The mess in telecom has been in the making for a longtime. The revenue sharing scheme, the cause of the current mess started during Vajpayee’s tenure and after his loss of majority in 1998. His caretaker government introduced this revenue share scheme. This allowed the private players, instead of the lump sum license fees that they had agreed to in the 1994 auction of licenses, to pay a share of their revenue as license fee. The Delhi Science Forum –through this author – had challenged this decision of the government in the Delhi High Court. We had argued that the private players had secured the licenses with the full intention of not paying the license fees, and then hold the government to ransom, thereby diluting the license terms. The Court never gave a verdict on this case, and it still must be languishing in some judicial vault for such near-dead cases.

The issue of high initial license fees was “resolved” by the government by first fixing the license fee as 15 per cent of AGR, then bringing it down to 12 per cent, 10 per cent and 8 per cent for A, B and C type circles respectively. It was then brought down to 8 per cent. Having tasted blood – that the license-permit raj had now become license-to-loot  raj – the telecom companies started a dispute of what should be included in Adjusted part of the Gross Revenue (AGR); even though the license issued by DoT had clearly stated what would and would not be included in these adjustments. The Supreme Court verdict simply points out that a license issued and accepted by the company is a contract, and one party cannot post facto – after the fact – reinterpret the contract terms. The verdict reiterates that the adjustments as defined in the license have to be fulfilled, and anything that is explicitly included as a part of the Adjusted Gross Revenue calculations in the license has to be paid as license fee.

What now for the telecom sector? It is now clear that the price war in the telecom sector is over and we now have a clear cartel of three major private players operating together to jack up prices. They have raised the price of calls in tandem for both voice and data after this judgement, while the government ponders over what further relaxations they require to survive the self inflicted wound of non-payment of full license fees. The announcements of all the private players have come on the same day; and though there are some differences in tariffs, they are all of the same order. This is clear collusive behaviour. Jio has now emerged as the market leader with its share of subscribers overtaking Airtel and IdeaVodafone. With its financial clout, it will now set the terms for the other two private players.

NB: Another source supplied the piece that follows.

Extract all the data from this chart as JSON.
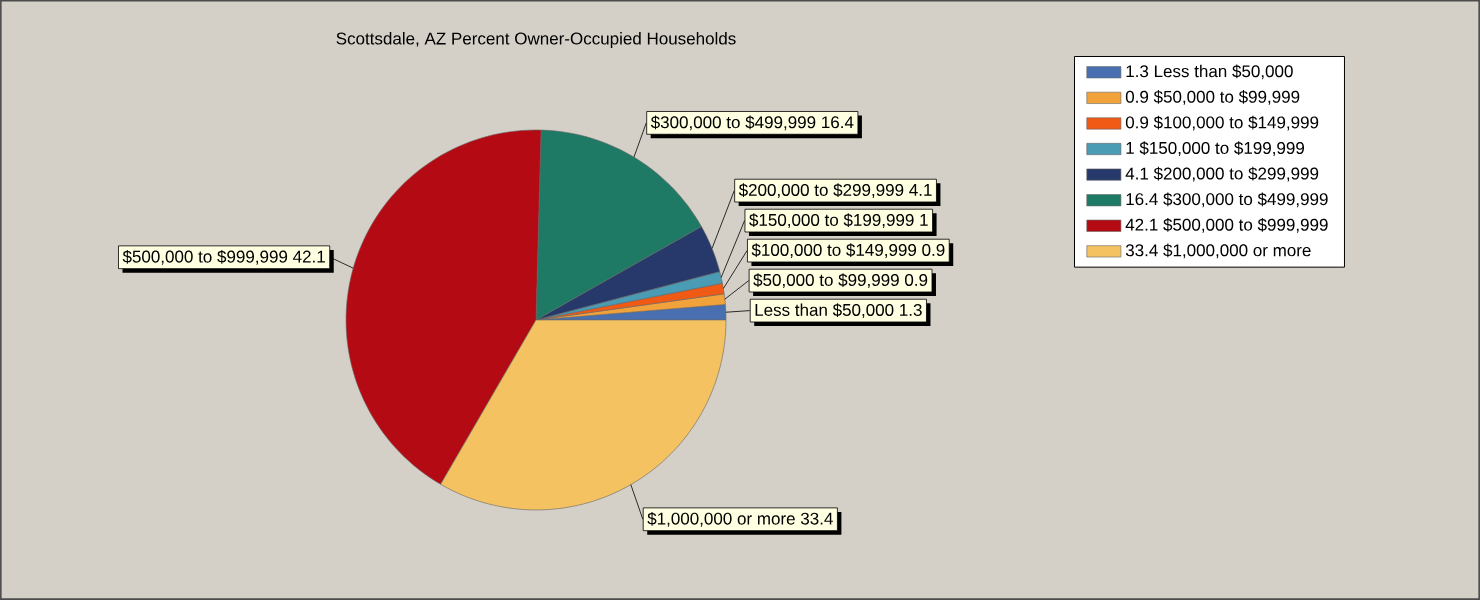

BSNL and MTNL, the State run companies are in deep financial trouble with the government – and this is successive governments – running them to the ground and forcing them to offer benefits to private players. But if they also fold or follow in the path of Air India, the people will have no protection from the new telecom cartel that has now emerged from the price wars.

We will examine Jio’s telecom business separately as it deserves an independent treatment. Its business model has been to use its huge cash reserve from other activities to create a new monopoly. It is banking not just on telecom subscribers, but on other businesses that it wants to build on this infrastructure. It is planning to leverage its telecom infrastructure to create a new data and entertainment monopoly – Netflix meets Amazon and Google – a new data monopoly that is built on its underlying telecom monopoly. This is the threat it poses to our future, that all our interactions with the outside world will pass through Jio. We will increasingly live through Jio. But that is a story for another day.